Quinta-feira, 28 Março

«The Meyerowitz Stories (New and Selected)» por André Gonçalves

As famílias são tanto o nosso porto como a fonte de praticamente todas as nossas frustrações emocionais. Esta disfuncionalidade familiar, sobretudo da família norte-americana de classe média/alta, é porventura o tema mais debatido em solo “indie”, e Noah Baumbach, vindo de uma escola que terá incluído o estudo exaustivo de autores como Woody Allen e Wes Anderson, tornou-o logo um dos seus temas mais pessoais, desde a sua estreia com A Lula e a Baleia.

The Meyerowitz Stories (New and Selected) decide focar-se na atenção que um pai dá aos filhos, e nas lutas internas para se ser o melhor em alguma coisa, se não o melhor filho.

Harold Meyerowitz (Dustin Hoffman, na sua praia) é assim um escultor que merecia maior atenção mediática do que eventualmente recebeu. Ou será que merecia mesmo? Baumbach opta por apresentar os filhos, um a um, via vinhetas em telas brancas com um pequeno texto descritivo introdutório, nos seus encontros “sui generis” com o patriarca e a excêntrica madrasta alcóolica (Emma Thompson, igualmente sólida), que tem o hábito de preparar animais estranhos para o jantar, enquanto tenta ficar longe do àlcool.

Aqui entra o maior factor surpresa do filme: o casting de Adam Sandler para o papel que até requer maior complexidade de todo o naipe de personagens – o de filho mais velho da família, um casting que acerta em cheio, pois Sandler, confrontado com o peso da responsabilidade de ter novamente um papel maduro ao seu dispor, finalmente volta a mostrar que não é tão mau ator como os filmes maus que protagoniza. Dizer que é a sua melhor performance desde Embriagado de Amor de Paul Thomas Anderson parece, face ao desastre de decisões nos últimos 15 anos, pouco. Digamos que é de todo o elenco de 1ª classe (que se digna a convidar Sigourney Weaver e Adam Driver para cameos de meros segundos) aqui presente, quem efetivamente rompe melhor com a bolha de segurança.

Por falar em segurança, Ben Stiller parece, pelo menos na minha perceção do que tenho visto dele, daqueles atores que está sempre a fazer o mesmo papel (o seu próprio papel), e aqui não consegue provar o contrário. É um registo eficaz dentro do contexto, mas que acaba por ser sempre limitado, talhado a uma persona. Já Elizabeth Marvel parece-me uma atriz em clara luta por papeis maiores que infelizmente, e ironicamente, tem a personagem mais deliberadamente apagada dos três irmãos – o filme até lhe reserva um mini-segmento em modo parêntesis/interlúdio.

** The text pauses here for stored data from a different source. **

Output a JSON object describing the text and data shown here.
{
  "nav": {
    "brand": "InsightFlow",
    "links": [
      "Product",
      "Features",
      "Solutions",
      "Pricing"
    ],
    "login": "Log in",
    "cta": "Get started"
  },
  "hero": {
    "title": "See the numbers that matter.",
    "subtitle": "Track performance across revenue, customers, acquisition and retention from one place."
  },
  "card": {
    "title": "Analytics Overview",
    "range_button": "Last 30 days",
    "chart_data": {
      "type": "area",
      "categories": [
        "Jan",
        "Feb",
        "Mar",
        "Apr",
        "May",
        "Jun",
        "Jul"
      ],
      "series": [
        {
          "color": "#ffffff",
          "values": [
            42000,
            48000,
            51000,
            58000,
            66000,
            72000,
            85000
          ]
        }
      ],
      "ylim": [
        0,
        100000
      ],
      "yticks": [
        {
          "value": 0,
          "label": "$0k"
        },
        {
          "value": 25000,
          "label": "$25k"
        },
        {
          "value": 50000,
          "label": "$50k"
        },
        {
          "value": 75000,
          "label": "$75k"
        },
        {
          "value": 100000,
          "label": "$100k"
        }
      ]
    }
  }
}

Voltando ao autor destas histórias familiares (não só por serem sobre família, mas por conterem personagens facilmente vistas e revistas) potencialmente pessoais, Baumbach está também ele, tal como as suas referências imediatas acima citadas, preso a um modus operandi. Um modo de storytelling que implica misturar comédia e melancolia à custa de personagens cheias de dramas disfuncionais internos, quase sempre rastreáveis para um passado familiar problemático. Essa disfuncionalidade já provou ser capaz de gerar empatia completa e roçar a perfeição (Frances Ha), mas na maioria dos casos, tal como neste filme, deixa-nos meramente capazes de apreciar o engenho (i.e. uns quantos diálogos deliciosos, e uma boa direção de atores) mas sempre com uma distância de segurança mínima.

Meyerowitz Stories acaba numa nota doce e melancólica (para não dizer aqui e ali com uma cedência emocional refrescante), mas cujo impacto somado acaba por ser ainda assim diminuído face ao que Baumbach nos dá previamente.